Puławscy szczypiorniści zmierzą się w środę z MMTS Kwidzyn. Podopieczni Bogdana Kowalczyka, jeśli nie chcą stracić czwartego miejsca po części zasadniczej, muszą zainkasować komplet punktów.
Stawką konfrontacji z MMTS będzie zachowanie czwartej lokaty, dającej lepsze rozstawienie przed play-off. Ochotę na zajęcie tej pozycję mają także Stal Mielec i Warmia Olsztyn, które zgromadziły po 19 punktów, podobnie jak puławianie. W dodatku rywale Azotów znajdą się w komfortowej sytuacji, gdyż będą znali wyniki obu spotkań naszego zespołu.

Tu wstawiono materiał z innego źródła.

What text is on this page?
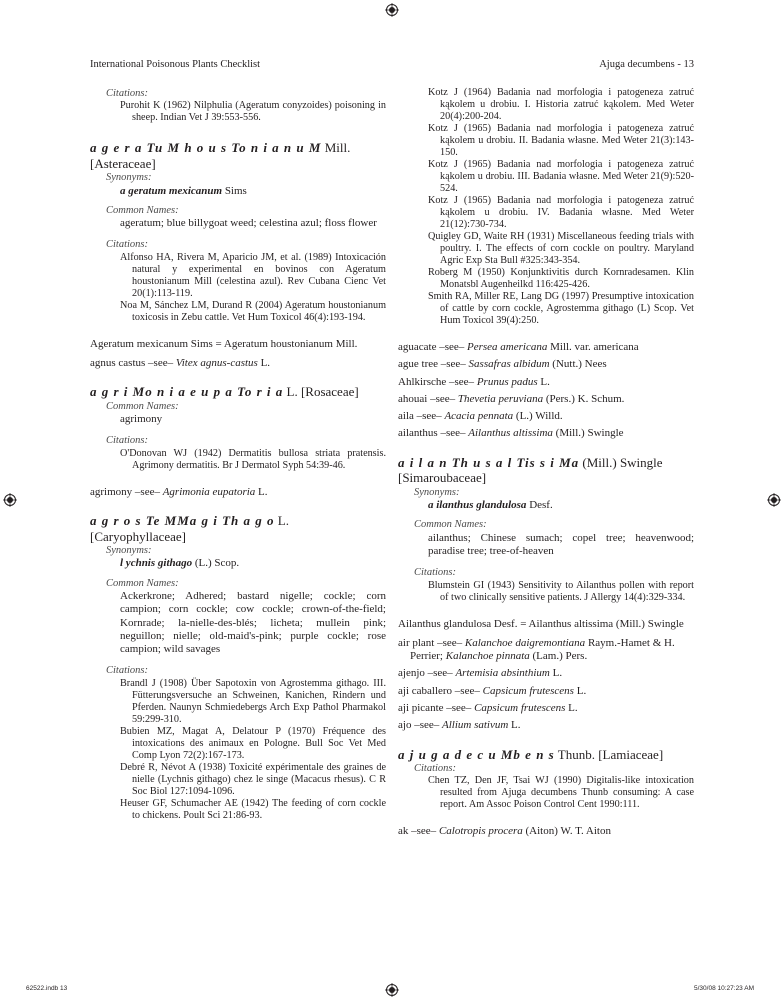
International Poisonous Plants Checklist	Ajuga decumbens - 13
Citations:
Purohit K (1962) Nilphulia (Ageratum conyzoides) poisoning in sheep. Indian Vet J 39:553-556.
a g e r a Tu M h o u s To n i a n u M Mill.
[Asteraceae]
Synonyms:
a geratum mexicanum Sims
Common Names:
ageratum; blue billygoat weed; celestina azul; floss flower
Citations:
Alfonso HA, Rivera M, Aparicio JM, et al. (1989) Intoxicación natural y experimental en bovinos con Ageratum houstonianum Mill (celestina azul). Rev Cubana Cienc Vet 20(1):113-119.
Noa M, Sánchez LM, Durand R (2004) Ageratum houstonianum toxicosis in Zebu cattle. Vet Hum Toxicol 46(4):193-194.
Ageratum mexicanum Sims = Ageratum houstonianum Mill.
agnus castus –see– Vitex agnus-castus L.
a g r i Mo n i a e u p a To r i a L. [Rosaceae]
Common Names:
agrimony
Citations:
O'Donovan WJ (1942) Dermatitis bullosa striata pratensis. Agrimony dermatitis. Br J Dermatol Syph 54:39-46.
agrimony –see– Agrimonia eupatoria L.
a g r o s Te MMa g i Th a g o L. [Caryophyllaceae]
Synonyms:
l ychnis githago (L.) Scop.
Common Names:
Ackerkrone; Adhered; bastard nigelle; cockle; corn campion; corn cockle; cow cockle; crown-of-the-field; Kornrade; la-nielle-des-blés; licheta; mullein pink; neguillon; nielle; old-maid's-pink; purple cockle; rose campion; wild savages
Citations:
Brandl J (1908) Über Sapotoxin von Agrostemma githago. III. Fütterungsversuche an Schweinen, Kanichen, Rindern und Pferden. Naunyn Schmiedebergs Arch Exp Pathol Pharmakol 59:299-310.
Bubien MZ, Magat A, Delatour P (1970) Fréquence des intoxications des animaux en Pologne. Bull Soc Vet Med Comp Lyon 72(2):167-173.
Debré R, Névot A (1938) Toxicité expérimentale des graines de nielle (Lychnis githago) chez le singe (Macacus rhesus). C R Soc Biol 127:1094-1096.
Heuser GF, Schumacher AE (1942) The feeding of corn cockle to chickens. Poult Sci 21:86-93.
Kotz J (1964) Badania nad morfologia i patogeneza zatruć kąkolem u drobiu. I. Historia zatruć kąkolem. Med Weter 20(4):200-204.
Kotz J (1965) Badania nad morfologia i patogeneza zatruć kąkolem u drobiu. II. Badania własne. Med Weter 21(3):143-150.
Kotz J (1965) Badania nad morfologia i patogeneza zatruć kąkolem u drobiu. III. Badania własne. Med Weter 21(9):520-524.
Kotz J (1965) Badania nad morfologia i patogeneza zatruć kąkolem u drobiu. IV. Badania własne. Med Weter 21(12):730-734.
Quigley GD, Waite RH (1931) Miscellaneous feeding trials with poultry. I. The effects of corn cockle on poultry. Maryland Agric Exp Sta Bull #325:343-354.
Roberg M (1950) Konjunktivitis durch Kornradesamen. Klin Monatsbl Augenheilkd 116:425-426.
Smith RA, Miller RE, Lang DG (1997) Presumptive intoxication of cattle by corn cockle, Agrostemma githago (L) Scop. Vet Hum Toxicol 39(4):250.
aguacate –see– Persea americana Mill. var. americana
ague tree –see– Sassafras albidum (Nutt.) Nees
Ahlkirsche –see– Prunus padus L.
ahouai –see– Thevetia peruviana (Pers.) K. Schum.
aila –see– Acacia pennata (L.) Willd.
ailanthus –see– Ailanthus altissima (Mill.) Swingle
a i l a n Th u s a l Tis s i Ma (Mill.) Swingle
[Simaroubaceae]
Synonyms:
a ilanthus glandulosa Desf.
Common Names:
ailanthus; Chinese sumach; copel tree; heavenwood; paradise tree; tree-of-heaven
Citations:
Blumstein GI (1943) Sensitivity to Ailanthus pollen with report of two clinically sensitive patients. J Allergy 14(4):329-334.
Ailanthus glandulosa Desf. = Ailanthus altissima (Mill.) Swingle
air plant –see– Kalanchoe daigremontiana Raym.-Hamet & H. Perrier; Kalanchoe pinnata (Lam.) Pers.
ajenjo –see– Artemisia absinthium L.
aji caballero –see– Capsicum frutescens L.
aji picante –see– Capsicum frutescens L.
ajo –see– Allium sativum L.
a j u g a d e c u Mb e n s Thunb. [Lamiaceae]
Citations:
Chen TZ, Den JF, Tsai WJ (1990) Digitalis-like intoxication resulted from Ajuga decumbens Thunb consuming: A case report. Am Assoc Poison Control Cent 1990:111.
ak –see– Calotropis procera (Aiton) W. T. Aiton
62522.indb 13	5/30/08 10:27:23 AM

Wyjazdowy mecz z Zagłębiem Lubin, kończący rundę rewanżową, podopieczni Bogdana Kowalczyka również rozegrają awansem. – Trudno jednoznacznie stwierdzić, w której roli lepiej wystąpić: uciekającego czy goniącego. Nam pozostaje ta pierwsza. Dlatego żeby nie kalkulować, najlepiej wyjść zwycięsko z obu spotkań – zaznacza Bogdan Kowalczyk.
Nawet wygrywając tylko jeden mecz, nie powinniśmy wypaść poza szóstkę. Choć apetyty mamy oczywiście większe – dodaje.

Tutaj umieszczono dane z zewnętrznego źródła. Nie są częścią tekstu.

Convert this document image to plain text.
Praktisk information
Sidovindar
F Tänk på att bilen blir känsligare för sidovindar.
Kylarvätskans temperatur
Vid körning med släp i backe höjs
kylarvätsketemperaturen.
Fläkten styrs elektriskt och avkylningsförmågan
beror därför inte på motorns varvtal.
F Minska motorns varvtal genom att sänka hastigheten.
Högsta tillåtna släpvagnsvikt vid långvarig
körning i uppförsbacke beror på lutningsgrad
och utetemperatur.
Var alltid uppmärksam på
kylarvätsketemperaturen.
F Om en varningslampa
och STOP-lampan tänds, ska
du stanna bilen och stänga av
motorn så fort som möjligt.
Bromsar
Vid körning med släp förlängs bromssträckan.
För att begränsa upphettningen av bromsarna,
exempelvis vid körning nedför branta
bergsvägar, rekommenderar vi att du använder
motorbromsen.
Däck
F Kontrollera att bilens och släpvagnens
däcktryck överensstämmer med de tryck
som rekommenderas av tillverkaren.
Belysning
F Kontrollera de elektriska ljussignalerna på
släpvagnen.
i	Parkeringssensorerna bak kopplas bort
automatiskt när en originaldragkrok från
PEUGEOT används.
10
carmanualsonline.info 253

O zwycięstwo z MMTS będzie bardzo trudno. Kadrę wicemistrzów Polski zasiliło w ostatnim okienku transferowym dwóch reprezentantów Polski, skrzydłowy Damian Kostrzewa i rozgrywający Kamil Krieger. Obaj zostali wypożyczeni z Vive Targów Kielce, gdzie nie łapali się do szerokiej kadry.
W Kwidzynie występują również byli reprezentanci Polski: Sebastian Suchowicz, Maciej Mroczkowski, Michał Waszkiewicz. A zaufanie Bogdana Wenty zdobył ostatnio Robert Orzechowski. Rozgrywający, podobnie jak bramkarz Azotów Piotr Wyszomirski, wystąpił w eliminacjach ME przeciwko Słowenii.
Goście zawitają do Puław bez swojego trenera Zbigniewa Markuszewskiego. Szkoleniowiec przeszedł ostatnio zawał serca i teraz powraca do zdrowia. – Ta sytuacja będzie dodatkową motywacją dla naszych rywali, bo z pewnością postarają się o zwycięstwo dla swojego trenera – uważa Kowalczyk.
Azoty powinny wystąpić w optymalnym składzie. Wprawdzie na zdrowie ostatnio narzekali Dimitrij Zinczuk i Maciej Stęczniewski, jednak dziś obaj będą już do dyspozycji szkoleniowca.
– Drużyna z Kwidzyna trochę nam nie leży. Zazwyczaj przegrywamy w Kwidzynie, a u siebie bardzo się męczmy – tłumaczy Stęczniewski. – Teraz też nie zanosi się, aby był to ładny mecz. Spodziewam się raczej zaciętego spotkania, a wynik pewnie do samego końca będzie na "styku”.